地熱温水でピーマンが育つ、豪雪地帯でも周年農業を実現:自然エネルギー
コンビニエンスストアのローソンと岩手県八幡平市は、地熱温水による暖房を活用して栽培した「八幡平ピーマン」を、2016年3月1日から、岩手県内の約80店舗のローソンおよび一部のローソンストア100の店舗で発売する。
今回利用する地熱温水利用ビニールハウス(60坪×3棟)は、30年以上前に建設されて以降、生産者不足や物流コスト高、販路先の確保が困難であることにより利用されていなかった設備を改修したもの(図1)。八幡平市とローソンは、企業組合八幡平地熱活用プロジェクトの船橋慶延氏の協力のもと、ピーマンを栽培する実証実験を行ってきた。
2016年で稼働50周年を迎える松川地熱発電所から暖房用の熱水供給を受けることで、冬季にクリーンエネルギーを使用してピーマンを生産することができ、豪雪地帯での周年農業が可能になる。今回の実験栽培は栽植数が約700株で、収穫期間は3月から6月。収穫量は期間中の日射量により変化するが約5〜7トンを見込む。
収穫されたピーマンは「八幡平ピーマン」の商品名で、ローソンの店舗で販売する(図2)。また、今後生産・流通・販売を通じたビジネスモデルを構築して行く計画だ。さらにローソンでは実証実験の結果を踏まえ、2016年末に向けてローソンファームの設立を検討する。

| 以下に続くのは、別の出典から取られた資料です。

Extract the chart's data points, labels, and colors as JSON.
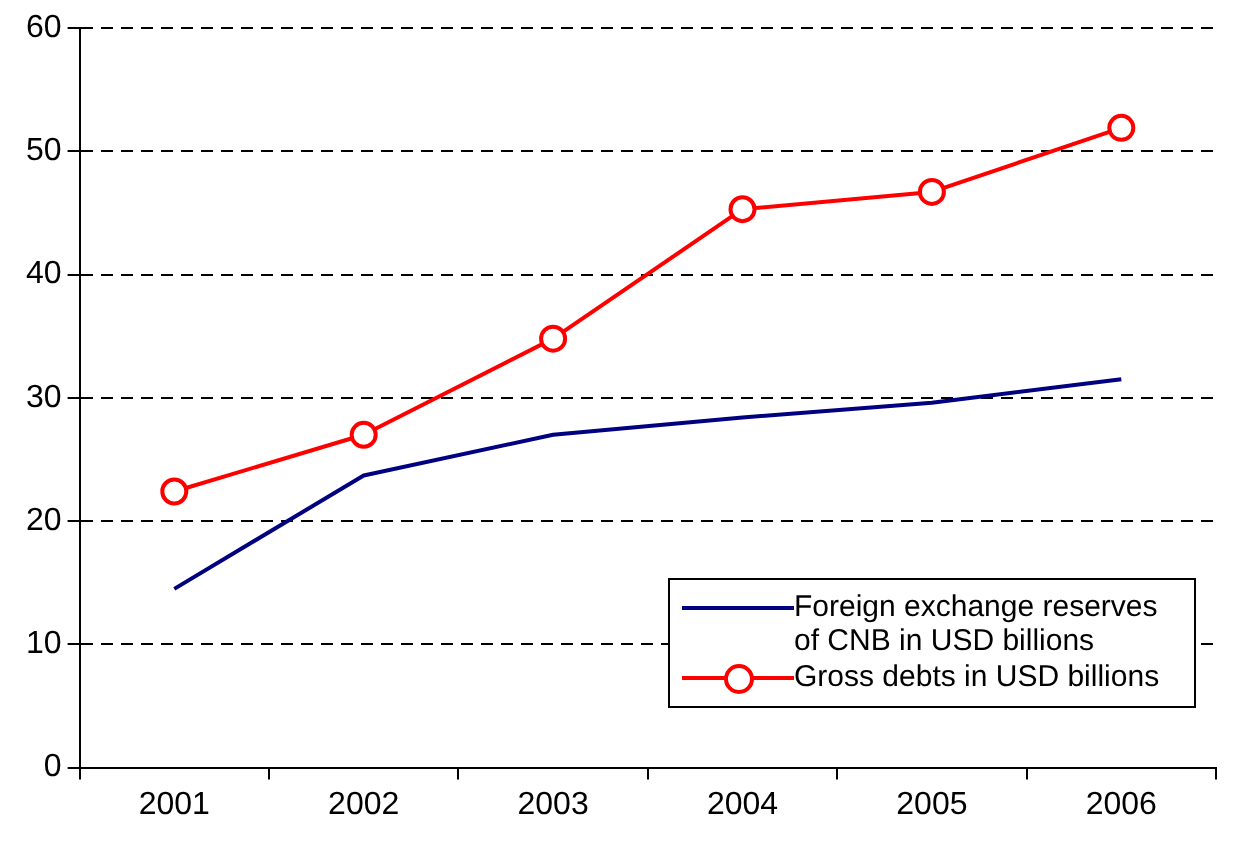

地熱発電は自然エネルギーであり、比較的安定した供給が可能なことから近年注目されている。また、発電に必要な地熱温水を再利用する地熱温水利用農業も、冬季に低コストで営農が可能になるため、今後の新たな農業の形として期待されている。
ローソンは「安心・安全」な野菜などの安定供給を目指し、現在、全国23地区で地元生産者と一緒に農業生産法人ローソンファームを展開中だ。2015年6月にはローソンファームで生産された野菜の加工を行う「香取プロセスセンター」を設立し、ローソンファームを主体とした6次産業化を推進。次世代の若手営農者の育成と農業を通じた地方創生に貢献していく方針だ。